To add to the chaos, characters burst into song whenever they feel strongly about one particular point. A few of my favorite tunes had lyrics such as: “You can’t have fun when you’re the son of a virgin,” performed by Jesus Christ, and “Even a girl from the religious right worships kind of different when you turn out the light,” performed by none other than the sex-bot version of Ann Coulter (junior Amanda Caggiano).
The musical thoroughly exploited the audience’s knowledge of real events by exaggerating and fictionalizing this period in history. It took no sides. Not only is Reagan portrayed as a clueless pawn, but Jimmy Carter (College sophomore Alex Huntsberger) appears in the second act as a crazed lunatic wearing only bib overalls and a beat-up straw hat.
Other characters’ costumes were also worthy of note. Jesus wore an ensemble that I can only describe as toga-chic. He was dressed in a skirt made of dress-pant material and a one-sleeved button down shirt with “JC” displayed prominently on the pocket and a tie bordering the part of the shirt that was missing. On his head was a fedora with a thorny crown and a cross. Similarly comic was Reagan’s outfit. He was dressed as a cowboy, complete with two tiny handguns stuck haphazardly in his belt. On a quite different note, Ann Coulter was dressed as sex, sometimes only outfitted in a pinstriped bra and a skirt with slits that ran so high it nearly negated its own existence.
The production, however, did have a few distracting technical glitches. A video projection that displayed relevant clips from both actual and fabricated TV ads never quite hit the screen on which it was intended to appear. Similarly, sometimes the actors’ movements of the set mid-scene put a hole in the action.
The performers’ vocal talents were fine, if not stellar; however, I fail to see how this matters, as the group was not intended to stand and sing arias.
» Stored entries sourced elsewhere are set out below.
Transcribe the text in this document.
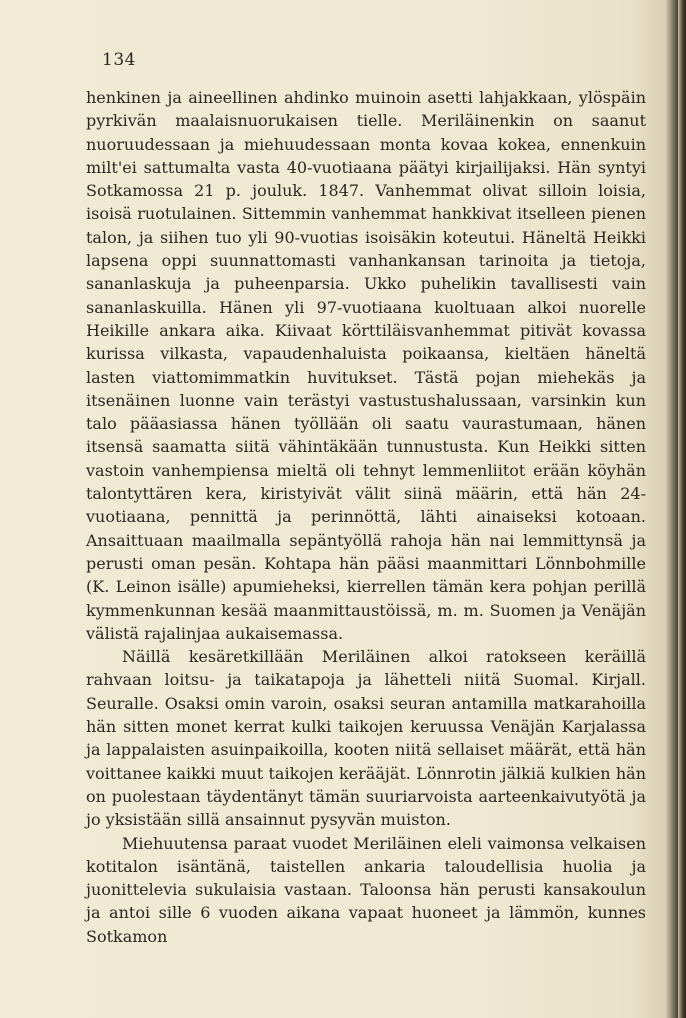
134

henkinen ja aineellinen ahdinko muinoin asetti lahjakkaan, ylöspäin pyrkivän maalaisnuorukaisen tielle. Meriläinenkin on saanut nuoruudessaan ja miehuudessaan monta kovaa kokea, ennenkuin milt'ei sattumalta vasta 40-vuotiaana päätyi kirjailijaksi. Hän syntyi Sotkamossa 21 p. jouluk. 1847. Vanhemmat olivat silloin loisia, isoisä ruotulainen. Sittemmin vanhemmat hankkivat itselleen pienen talon, ja siihen tuo yli 90-vuotias isoisäkin koteutui. Häneltä Heikki lapsena oppi suunnattomasti vanhankansan tarinoita ja tietoja, sananlaskuja ja puheenparsia. Ukko puhelikin tavallisesti vain sananlaskuilla. Hänen yli 97-vuotiaana kuoltuaan alkoi nuorelle Heikille ankara aika. Kiivaat körttiläisvanhemmat pitivät kovassa kurissa vilkasta, vapaudenhaluista poikaansa, kieltäen häneltä lasten viattomimmatkin huvitukset. Tästä pojan miehekäs ja itsenäinen luonne vain terästyi vastustushalussaan, varsinkin kun talo pääasiassa hänen työllään oli saatu vaurastumaan, hänen itsensä saamatta siitä vähintäkään tunnustusta. Kun Heikki sitten vastoin vanhempiensa mieltä oli tehnyt lemmenliitot erään köyhän talontyttären kera, kiristyivät välit siinä määrin, että hän 24-vuotiaana, pennittä ja perinnöttä, lähti ainaiseksi kotoaan. Ansaittuaan maailmalla sepäntyöllä rahoja hän nai lemmittynsä ja perusti oman pesän. Kohtapa hän pääsi maanmittari Lönnbohmille (K. Leinon isälle) apumieheksi, kierrellen tämän kera pohjan perillä kymmenkunnan kesää maanmittaustöissä, m. m. Suomen ja Venäjän välistä rajalinjaa aukaisemassa.

Näillä kesäretkillään Meriläinen alkoi ratokseen keräillä rahvaan loitsu- ja taikatapoja ja lähetteli niitä Suomal. Kirjall. Seuralle. Osaksi omin varoin, osaksi seuran antamilla matkarahoilla hän sitten monet kerrat kulki taikojen keruussa Venäjän Karjalassa ja lappalaisten asuinpaikoilla, kooten niitä sellaiset määrät, että hän voittanee kaikki muut taikojen kerääjät. Lönnrotin jälkiä kulkien hän on puolestaan täydentänyt tämän suuriarvoista aarteenkaivutyötä ja jo yksistään sillä ansainnut pysyvän muiston.

Miehuutensa paraat vuodet Meriläinen eleli vaimonsa velkaisen kotitalon isäntänä, taistellen ankaria taloudellisia huolia ja juonittelevia sukulaisia vastaan. Taloonsa hän perusti kansakoulun ja antoi sille 6 vuoden aikana vapaat huoneet ja lämmön, kunnes Sotkamon
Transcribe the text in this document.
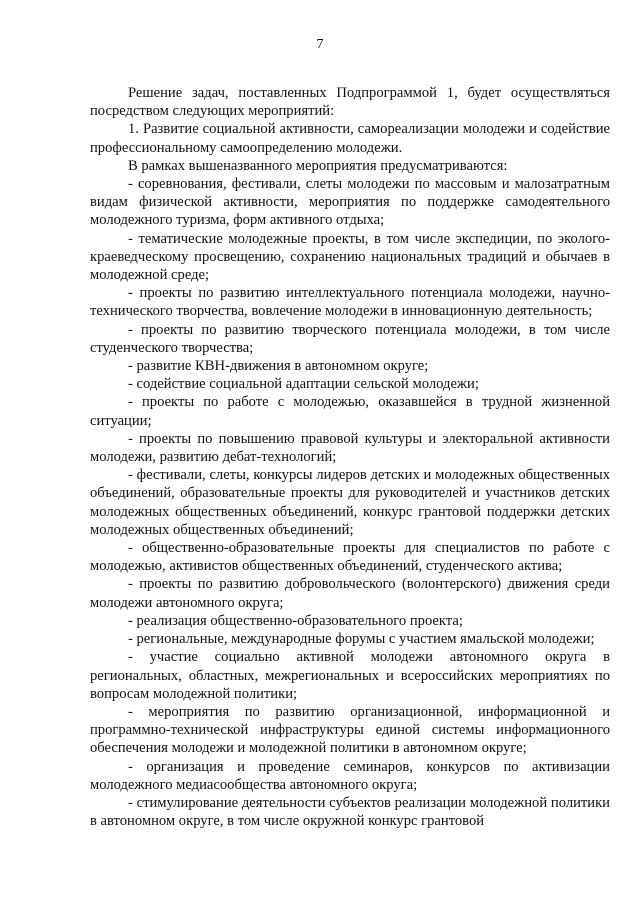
7

Решение задач, поставленных Подпрограммой 1, будет осуществляться посредством следующих мероприятий:

1. Развитие социальной активности, самореализации молодежи и содействие профессиональному самоопределению молодежи.

В рамках вышеназванного мероприятия предусматриваются:

- соревнования, фестивали, слеты молодежи по массовым и малозатратным видам физической активности, мероприятия по поддержке самодеятельного молодежного туризма, форм активного отдыха;

- тематические молодежные проекты, в том числе экспедиции, по эколого-краеведческому просвещению, сохранению национальных традиций и обычаев в молодежной среде;

- проекты по развитию интеллектуального потенциала молодежи, научно-технического творчества, вовлечение молодежи в инновационную деятельность;

- проекты по развитию творческого потенциала молодежи, в том числе студенческого творчества;

- развитие КВН-движения в автономном округе;

- содействие социальной адаптации сельской молодежи;

- проекты по работе с молодежью, оказавшейся в трудной жизненной ситуации;

- проекты по повышению правовой культуры и электоральной активности молодежи, развитию дебат-технологий;

- фестивали, слеты, конкурсы лидеров детских и молодежных общественных объединений, образовательные проекты для руководителей и участников детских молодежных общественных объединений, конкурс грантовой поддержки детских молодежных общественных объединений;

- общественно-образовательные проекты для специалистов по работе с молодежью, активистов общественных объединений, студенческого актива;

- проекты по развитию добровольческого (волонтерского) движения среди молодежи автономного округа;

- реализация общественно-образовательного проекта;

- региональные, международные форумы с участием ямальской молодежи;

- участие социально активной молодежи автономного округа в региональных, областных, межрегиональных и всероссийских мероприятиях по вопросам молодежной политики;

- мероприятия по развитию организационной, информационной и программно-технической инфраструктуры единой системы информационного обеспечения молодежи и молодежной политики в автономном округе;

- организация и проведение семинаров, конкурсов по активизации молодежного медиасообщества автономного округа;

- стимулирование деятельности субъектов реализации молодежной политики в автономном округе, в том числе окружной конкурс грантовой
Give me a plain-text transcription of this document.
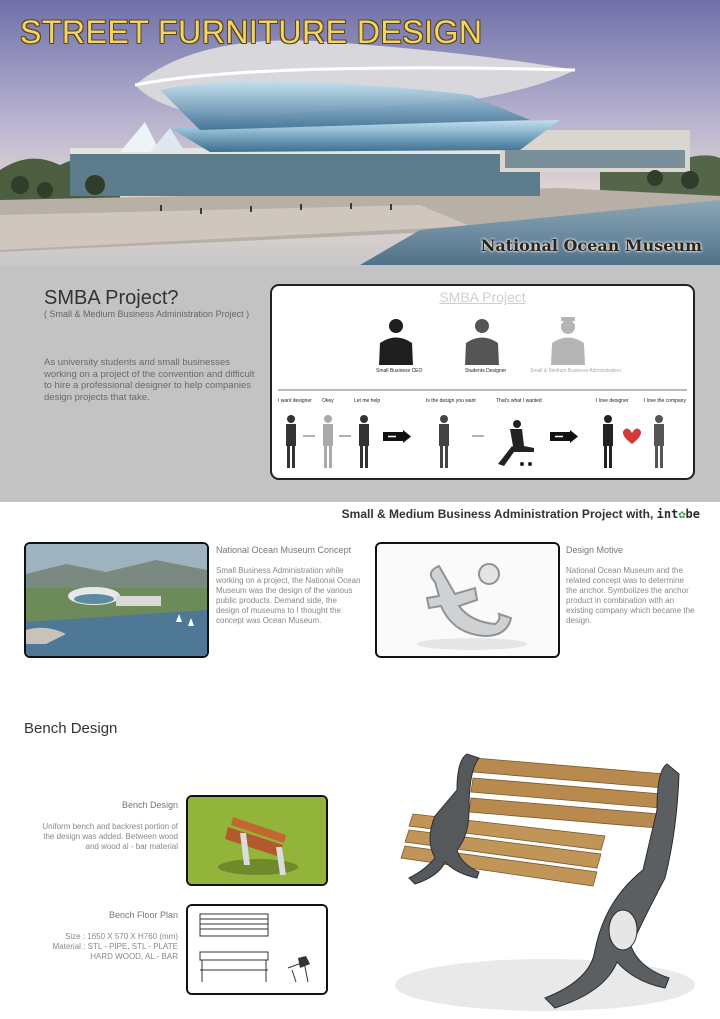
STREET FURNITURE DESIGN
National Ocean Museum
SMBA Project?
( Small & Medium Business Administration Project )
As university students and small businesses working on a project of the convention and difficult to hire a professional designer to help companies design projects that take.
SMBA Project
Small Business CEO	Students Designer	Small & Medium Business Administration
I want designer Okey	Let me help	Is the design you want	That's what I wanted	I love designer	I love the company
Small & Medium Business Administration Project with, int✿be
National Ocean Museum Concept
Small Business Administration while working on a project, the National Ocean Museum was the design of the various public products. Demand side, the design of museums to I thought the concept was Ocean Museum.
Design Motive
National Ocean Museum and the related concept was to determine the anchor. Symbolizes the anchor product in combination with an existing company which became the design.
Bench Design
Bench Design
Uniform bench and backrest portion of the design was added. Between wood and wood al - bar material
Bench Floor Plan
Size : 1650 X 570 X H760 (mm) Material : STL - PIPE, STL - PLATE HARD WOOD, AL - BAR
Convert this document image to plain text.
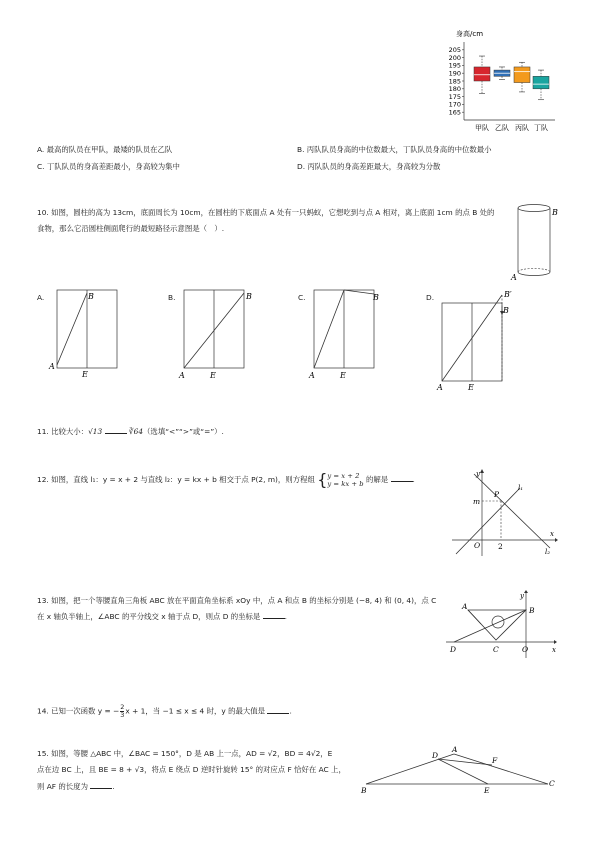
身高/cm
205
200
195
190
185
180
175
170
165
甲队 乙队 丙队 丁队
A. 最高的队员在甲队，最矮的队员在乙队	B. 丙队队员身高的中位数最大，丁队队员身高的中位数最小
C. 丁队队员的身高差距最小，身高较为集中	D. 丙队队员的身高差距最大，身高较为分散
10. 如图，圆柱的高为 13cm，底面周长为 10cm，在圆柱的下底面点 A 处有一只蚂蚁，它想吃到与点 A 相对，离上底面 1cm 的点 B 处的
食物，那么它沿圆柱侧面爬行的最短路径示意图是（　）.
B
A
A.	B
A
E
B.	B
A	E
C.	B
A	E
D.	B′
B
A	E
11. 比较大小：√13	∛64（选填“<”“>”或“=”）.
12. 如图，直线 l₁：y = x + 2 与直线 l₂：y = kx + b 相交于点 P(2, m)，则方程组 {y = x + 2
y = kx + b 的解是	.
y
x
O 2
P
m
l₁
l₂
13. 如图，把一个等腰直角三角板 ABC 放在平面直角坐标系 xOy 中，点 A 和点 B 的坐标分别是 (−8, 4) 和 (0, 4)，点 C
在 x 轴负半轴上，∠ABC 的平分线交 x 轴于点 D，则点 D 的坐标是	.
A	B
C
D	O	x
y
14. 已知一次函数 y = − $\frac{2}{3}$ x + 1，当 −1 ≤ x ≤ 4 时，y 的最大值是	.
15. 如图，等腰 △ABC 中，∠BAC = 150°，D 是 AB 上一点，AD = √2，BD = 4√2，E
点在边 BC 上，且 BE = 8 + √3，将点 E 绕点 D 逆时针旋转 15° 的对应点 F 恰好在 AC 上，
则 AF 的长度为	.
A
B
C
D
E
F
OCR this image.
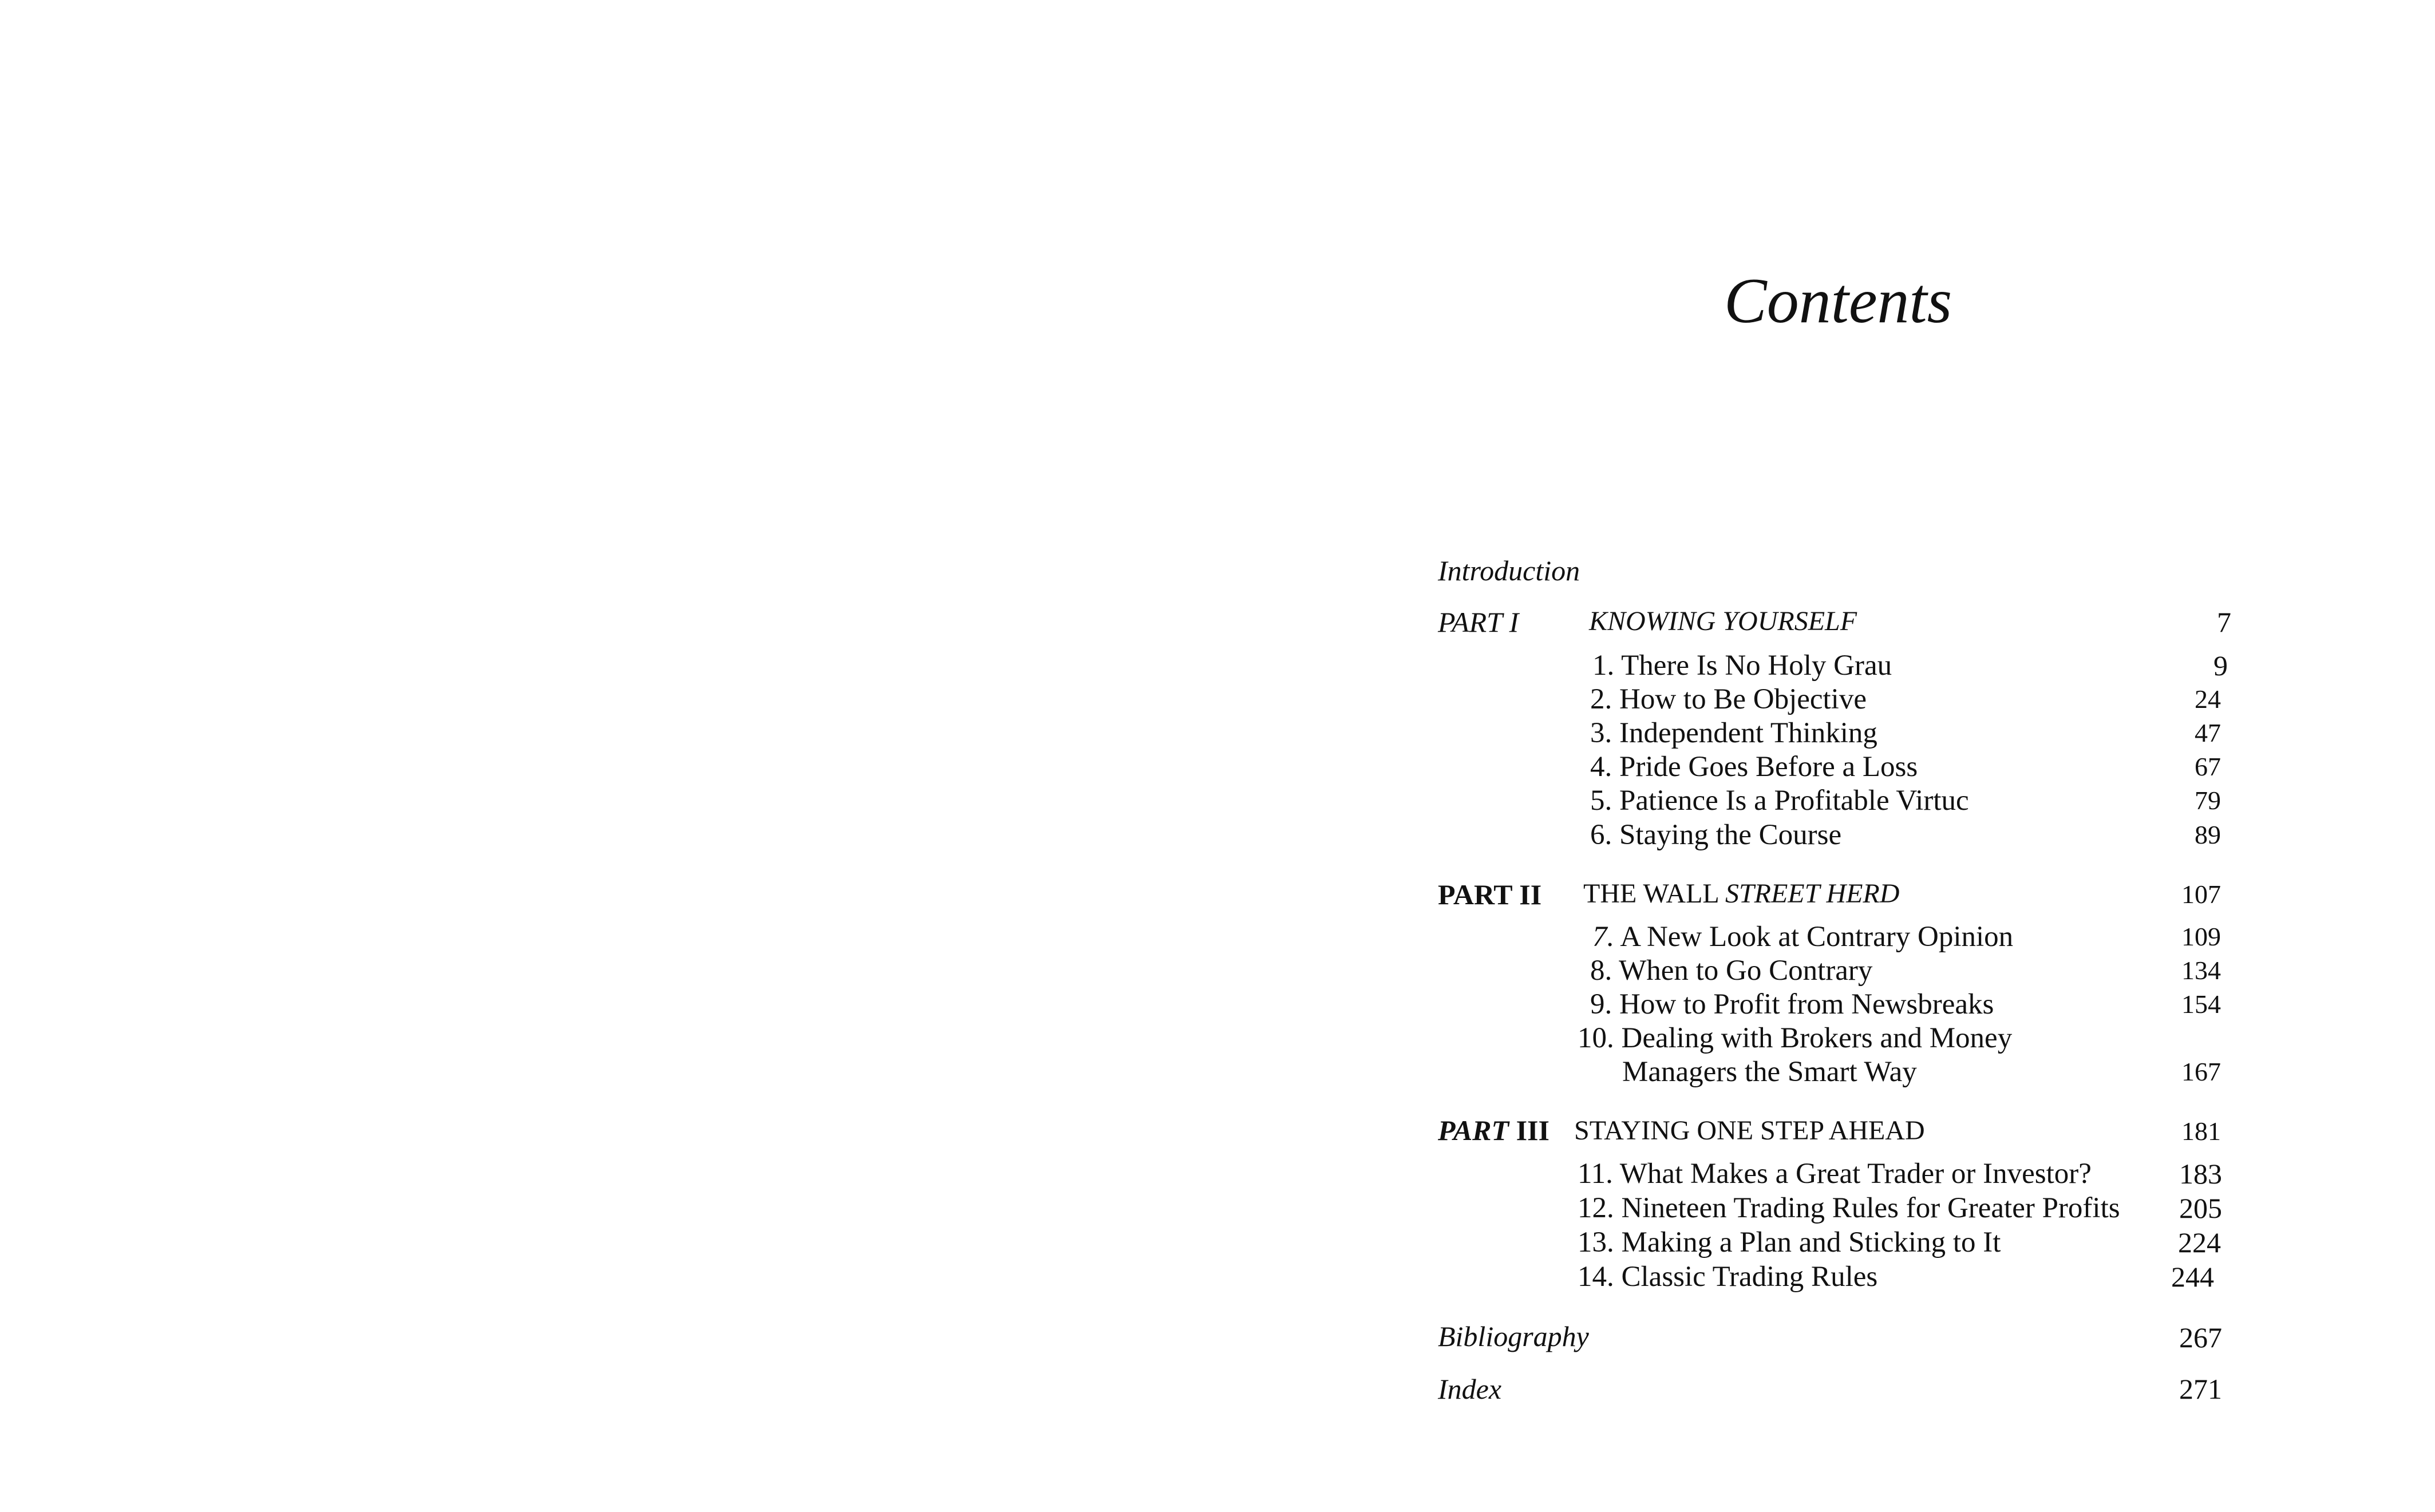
Contents
Introduction
PART I	KNOWING YOURSELF	7
1. There Is No Holy Grau	9
2. How to Be Objective	24
3. Independent Thinking	47
4. Pride Goes Before a Loss	67
5. Patience Is a Profitable Virtuc	79
6. Staying the Course	89
PART II THE WALL STREET HERD	107
7. A New Look at Contrary Opinion	109
8. When to Go Contrary	134
9. How to Profit from Newsbreaks	154
10. Dealing with Brokers and Money
Managers the Smart Way	167
PART III STAYING ONE STEP AHEAD	181
11. What Makes a Great Trader or Investor?	183
12. Nineteen Trading Rules for Greater Profits	205
13. Making a Plan and Sticking to It	224
14. Classic Trading Rules	244
Bibliography	267
Index	271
They fulfilled their roles with great gusto and most of them were able to keep remarkably straight faces through even the most comic of scenes.
The band that performed the musical acts, consisting of College sophomore Ian Axness on piano, who also served as musical director, College junior Nate Levin on bass, Conservatory first-year Alex Chaloff on drums and Conservatory junior Kerry Kallberg on guitar, did not suffer any major mistakes, and its size allowed it to fill the intimate Little Theater with a pop-meets-Broadway sound without destroying the audience’s ears.
The production was both a pleasant surprise and a definite triumph on the part of the musical’s writer, Sohne, whose use of irony and ability to not only push, but to destroy boundaries, made the show.